Big data, machine learning, and artificial intelligence have captured the imagination of almost every consumer and business leader alike. For a CISO working to secure an organization, big data solutions can be the lynchpin for their digital risk strategy. We’ve discussed before how high-risk big data solutions are. Unlike other facets of digital risk management, significant data risks are not as inherently obvious. To see the actual impact of a big data risk we’ll look at COMPAS - the artificial intelligence solution used by courts to predict recidivism rates in paroled inmates. In 2016, it was found that COMPAS exhibited an extreme racial bias, keeping many incarcerated individuals in prisons based more on race than on their past crimes.

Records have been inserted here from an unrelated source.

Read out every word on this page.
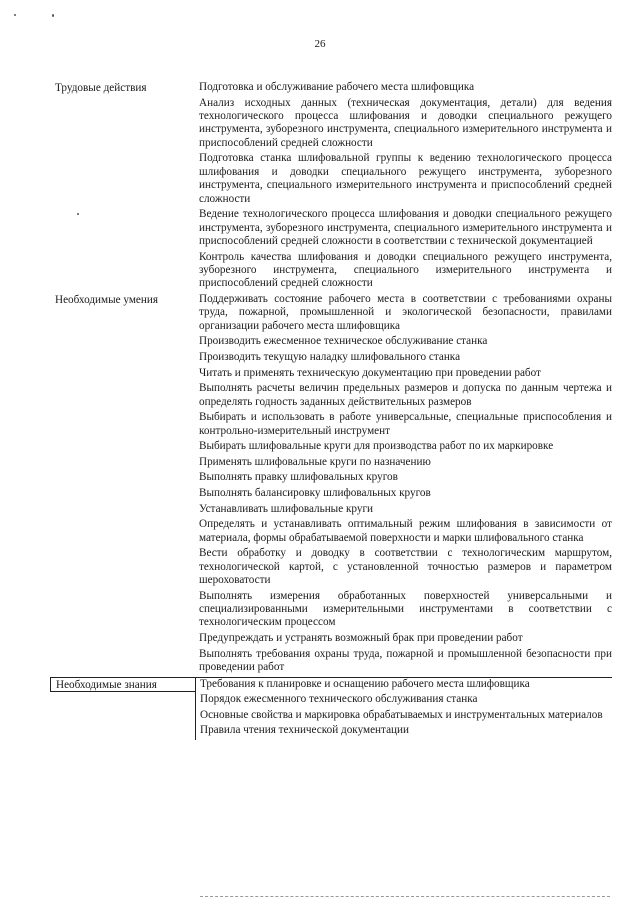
26
Трудовые действия	Подготовка и обслуживание рабочего места шлифовщика
Анализ исходных данных (техническая документация, детали) для ведения технологического процесса шлифования и доводки специального режущего инструмента, зуборезного инструмента, специального измерительного инструмента и приспособлений средней сложности
Подготовка станка шлифовальной группы к ведению технологического процесса шлифования и доводки специального режущего инструмента, зуборезного инструмента, специального измерительного инструмента и приспособлений средней сложности
Ведение технологического процесса шлифования и доводки специального режущего инструмента, зуборезного инструмента, специального измерительного инструмента и приспособлений средней сложности в соответствии с технической документацией
Контроль качества шлифования и доводки специального режущего инструмента, зуборезного инструмента, специального измерительного инструмента и приспособлений средней сложности
Необходимые умения	Поддерживать состояние рабочего места в соответствии с требованиями охраны труда, пожарной, промышленной и экологической безопасности, правилами организации рабочего места шлифовщика
Производить ежесменное техническое обслуживание станка
Производить текущую наладку шлифовального станка
Читать и применять техническую документацию при проведении работ
Выполнять расчеты величин предельных размеров и допуска по данным чертежа и определять годность заданных действительных размеров
Выбирать и использовать в работе универсальные, специальные приспособления и контрольно-измерительный инструмент
Выбирать шлифовальные круги для производства работ по их маркировке
Применять шлифовальные круги по назначению
Выполнять правку шлифовальных кругов
Выполнять балансировку шлифовальных кругов
Устанавливать шлифовальные круги
Определять и устанавливать оптимальный режим шлифования в зависимости от материала, формы обрабатываемой поверхности и марки шлифовального станка
Вести обработку и доводку в соответствии с технологическим маршрутом, технологической картой, с установленной точностью размеров и параметром шероховатости
Выполнять измерения обработанных поверхностей универсальными и специализированными измерительными инструментами в соответствии с технологическим процессом
Предупреждать и устранять возможный брак при проведении работ
Выполнять требования охраны труда, пожарной и промышленной безопасности при проведении работ
Необходимые знания	Требования к планировке и оснащению рабочего места шлифовщика
Порядок ежесменного технического обслуживания станка
Основные свойства и маркировка обрабатываемых и инструментальных материалов
Правила чтения технической документации
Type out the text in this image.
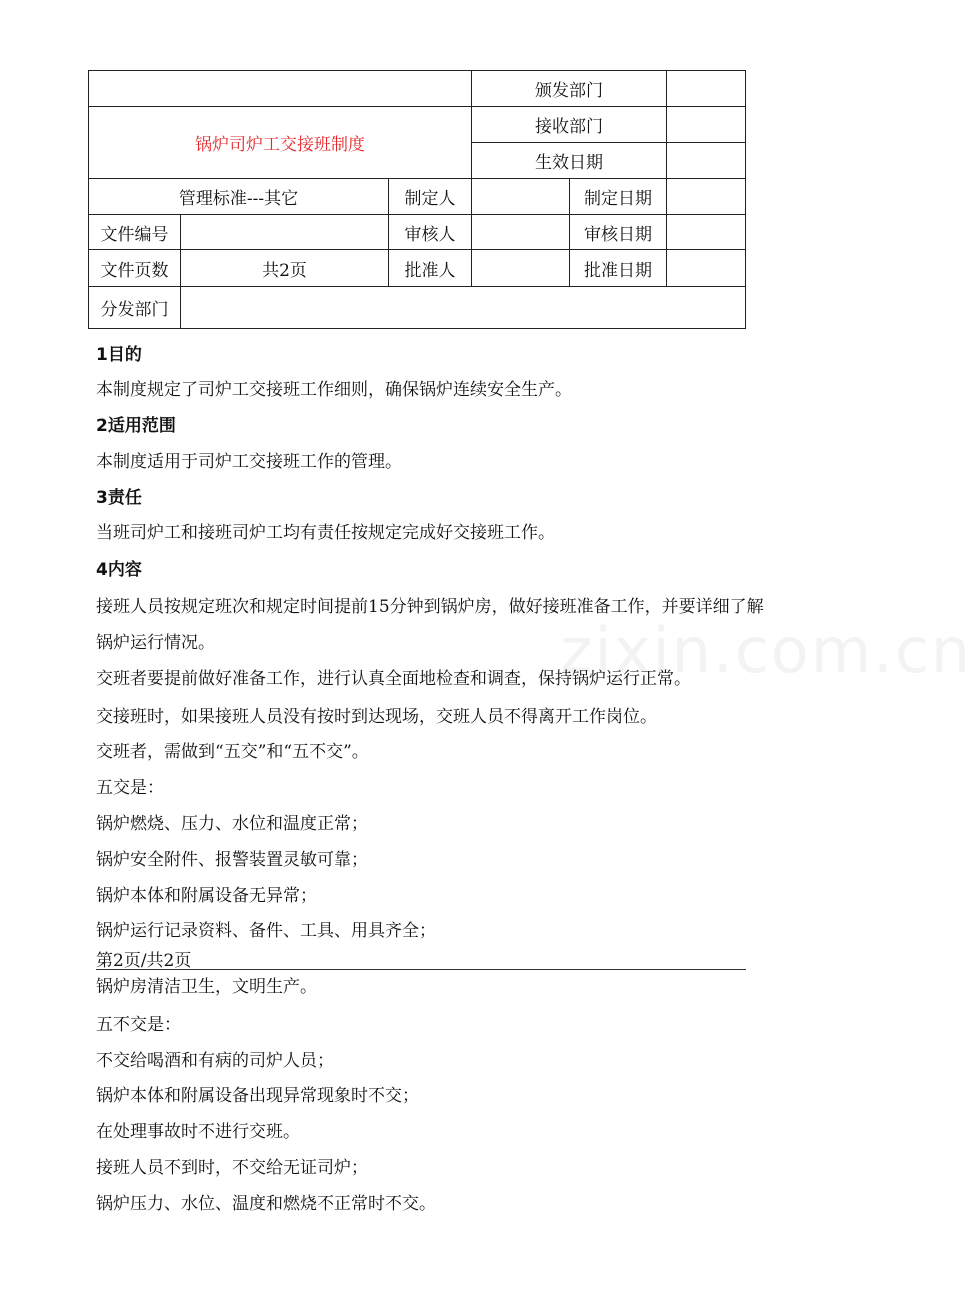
			颁发部门		
锅炉司炉工交接班制度			接收部门		
			生效日期		
管理标准---其它		制定人		制定日期	
文件编号		审核人		审核日期	
文件页数	共2页	批准人		批准日期	
分发部门					
zixin.com.cn
1目的
本制度规定了司炉工交接班工作细则，确保锅炉连续安全生产。
2适用范围
本制度适用于司炉工交接班工作的管理。
3责任
当班司炉工和接班司炉工均有责任按规定完成好交接班工作。
4内容
接班人员按规定班次和规定时间提前15分钟到锅炉房，做好接班准备工作，并要详细了解
锅炉运行情况。
交班者要提前做好准备工作，进行认真全面地检查和调查，保持锅炉运行正常。
交接班时，如果接班人员没有按时到达现场，交班人员不得离开工作岗位。
交班者，需做到“五交”和“五不交”。
五交是：
锅炉燃烧、压力、水位和温度正常；
锅炉安全附件、报警装置灵敏可靠；
锅炉本体和附属设备无异常；
锅炉运行记录资料、备件、工具、用具齐全；
锅炉房清洁卫生，文明生产。
五不交是：
不交给喝酒和有病的司炉人员；
锅炉本体和附属设备出现异常现象时不交；
在处理事故时不进行交班。
接班人员不到时，不交给无证司炉；
锅炉压力、水位、温度和燃烧不正常时不交。
第2页/共2页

The risks associated with big data solutions come from their role in the decision making processes they enhance. In most cases, organizations employ an AI solution to aggregate data and deliver insights that are impossible for a human being to provide feasibly. As a result, a flaw in the model or training dataset could skew the results and dramatically impact decision making for the organization. Whether building a big data solution internally or sourcing from a third party, ensure that this most critical digital asset is secure. Read more about securing AI here.
Internet of things
One of the broadest concerning unique use cases, internet of things technology easier to grasp given security leaders’ work to secure information and operational technologies in the past. The barrier that many security leaders face is the recognition that while the IoT solutions might be smarter than their predecessors, they’re potentially less secure. As we’ve discussed before on the blog, IoT products are designed and produced so fast often at the expense of the security of the device. CISO’s looking to develop protocols for their IoT solutions should examine to their OT/IT procedures and modify and supplement them to ensure that they meet the needs of these smart products.

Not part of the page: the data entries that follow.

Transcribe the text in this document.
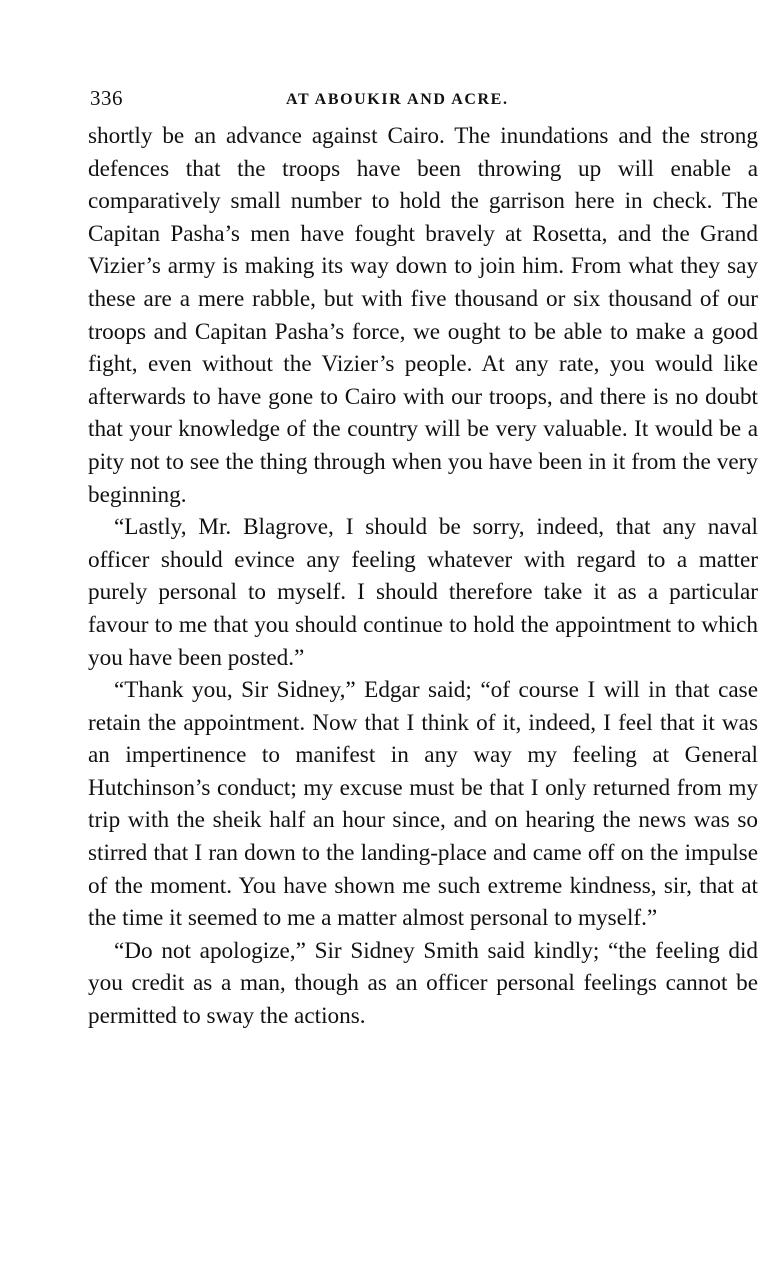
336	AT ABOUKIR AND ACRE.

shortly be an advance against Cairo. The inundations and the strong defences that the troops have been throwing up will enable a comparatively small number to hold the garrison here in check. The Capitan Pasha’s men have fought bravely at Rosetta, and the Grand Vizier’s army is making its way down to join him. From what they say these are a mere rabble, but with five thousand or six thousand of our troops and Capitan Pasha’s force, we ought to be able to make a good fight, even without the Vizier’s people. At any rate, you would like afterwards to have gone to Cairo with our troops, and there is no doubt that your knowledge of the country will be very valuable. It would be a pity not to see the thing through when you have been in it from the very beginning.

“Lastly, Mr. Blagrove, I should be sorry, indeed, that any naval officer should evince any feeling whatever with regard to a matter purely personal to myself. I should therefore take it as a particular favour to me that you should continue to hold the appointment to which you have been posted.”

“Thank you, Sir Sidney,” Edgar said; “of course I will in that case retain the appointment. Now that I think of it, indeed, I feel that it was an impertinence to manifest in any way my feeling at General Hutchinson’s conduct; my excuse must be that I only returned from my trip with the sheik half an hour since, and on hearing the news was so stirred that I ran down to the landing-place and came off on the impulse of the moment. You have shown me such extreme kindness, sir, that at the time it seemed to me a matter almost personal to myself.”

“Do not apologize,” Sir Sidney Smith said kindly; “the feeling did you credit as a man, though as an officer personal feelings cannot be permitted to sway the actions.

The other broad use case technology, cloud tech is also another subset of third-party risk. As the use cases and applications vary so widely from organization to organization, to define the risks associated with each use case is nigh impossible. However, assuming that the common denominator for many organizations is storage, the most significant risk CISO’s need to assess for is the integrity of the cloud vendor. For many leaders in the past, cloud adoption has been a binary “either we’re all in, or we’re out” decision. When accepting any digital risk in the form of adoption, but especially in the case of cloud technologies, leaders must move but move carefully. Organizations that fail to adopt cloud technologies will slow to a pace that will inhibit their ability to compete, but organizations that utilize cloud technologies without a robust assessment procedure in place will find themselves the subject of breaches and unnecessary security risks.

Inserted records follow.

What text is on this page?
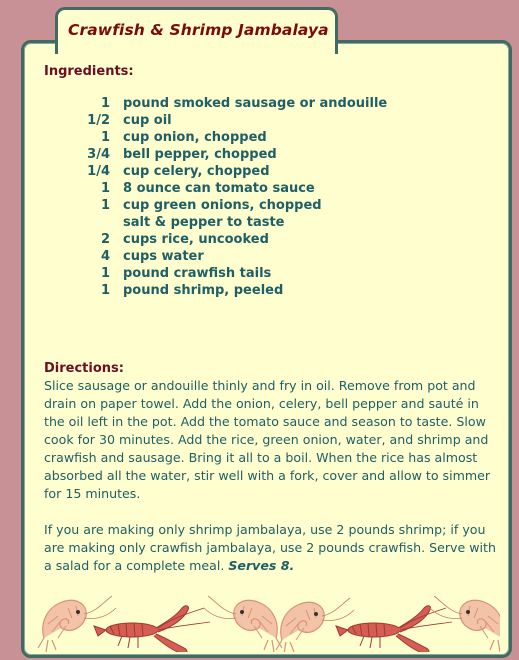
Crawfish & Shrimp Jambalaya
Ingredients:
1 pound smoked sausage or andouille
1/2 cup oil
1 cup onion, chopped
3/4 bell pepper, chopped
1/4 cup celery, chopped
1 8 ounce can tomato sauce
1 cup green onions, chopped
salt & pepper to taste
2 cups rice, uncooked
4 cups water
1 pound crawfish tails
1 pound shrimp, peeled
Directions:

Slice sausage or andouille thinly and fry in oil. Remove from pot and drain on paper towel. Add the onion, celery, bell pepper and sauté in the oil left in the pot. Add the tomato sauce and season to taste. Slow cook for 30 minutes. Add the rice, green onion, water, and shrimp and crawfish and sausage. Bring it all to a boil. When the rice has almost absorbed all the water, stir well with a fork, cover and allow to simmer for 15 minutes.

If you are making only shrimp jambalaya, use 2 pounds shrimp; if you are making only crawfish jambalaya, use 2 pounds crawfish. Serve with a salad for a complete meal. Serves 8.
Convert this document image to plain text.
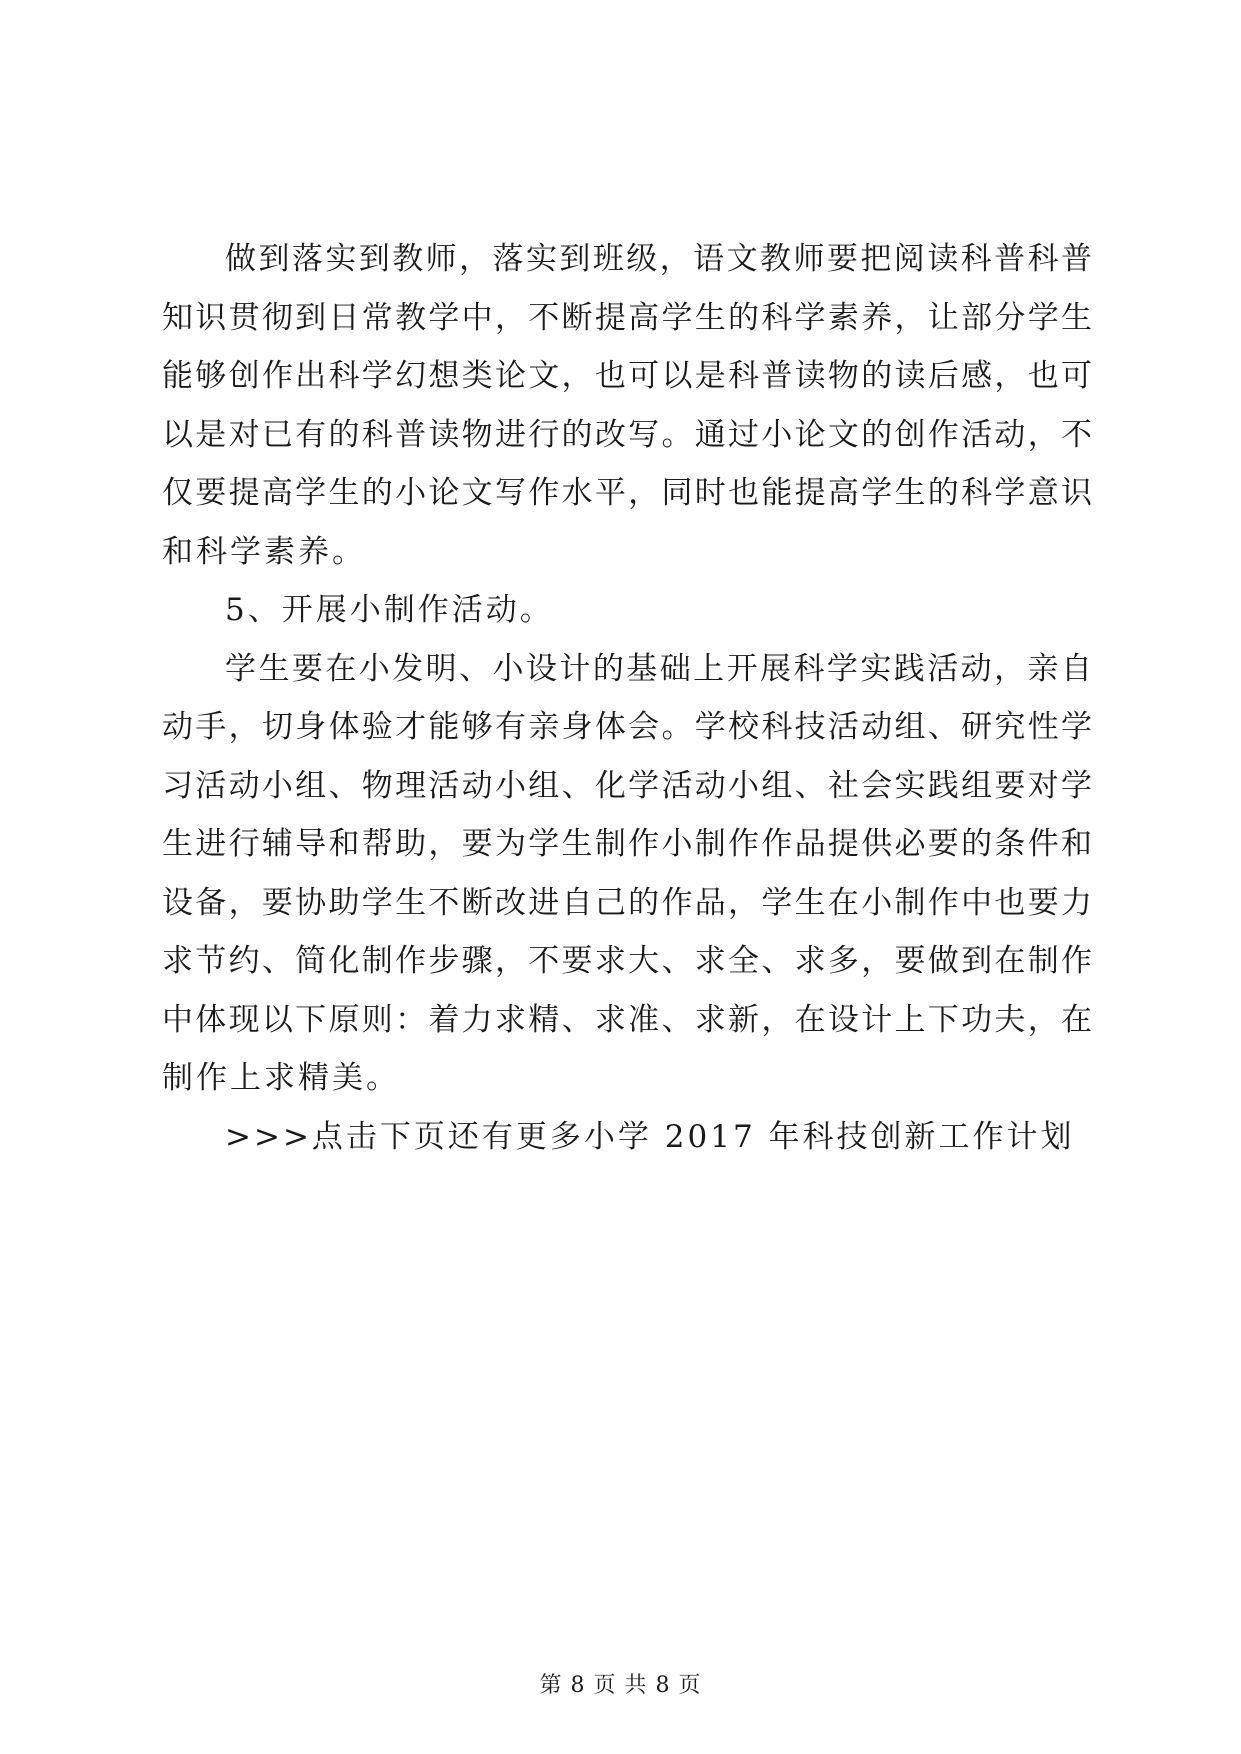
做到落实到教师，落实到班级，语文教师要把阅读科普科普
知识贯彻到日常教学中，不断提高学生的科学素养，让部分学生
能够创作出科学幻想类论文，也可以是科普读物的读后感，也可
以是对已有的科普读物进行的改写。通过小论文的创作活动，不
仅要提高学生的小论文写作水平，同时也能提高学生的科学意识
和科学素养。
5、开展小制作活动。
学生要在小发明、小设计的基础上开展科学实践活动，亲自
动手，切身体验才能够有亲身体会。学校科技活动组、研究性学
习活动小组、物理活动小组、化学活动小组、社会实践组要对学
生进行辅导和帮助，要为学生制作小制作作品提供必要的条件和
设备，要协助学生不断改进自己的作品，学生在小制作中也要力
求节约、简化制作步骤，不要求大、求全、求多，要做到在制作
中体现以下原则：着力求精、求准、求新，在设计上下功夫，在
制作上求精美。
>>>点击下页还有更多小学 2017 年科技创新工作计划
第 8 页 共 8 页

No “one size fits all" for digital risk management
When developing a digital risk management strategy, and adopting a solution to aid in the process, flexibility is the highest priority capability. The days of checklist compliance are gone. As organizations transform and embrace new digital risks, they will start to differentiate at an exponential rate in ways that regulatory bodies are incapable of mandating compliance standards for. The use cases vary too widely. To survive post-digital transformation, CISO’s must develop a digital risk management strategy that is capable of shouldering the unique combination of risks associated with an organizations combination of new technologies. Baseline compliance is no longer sufficient.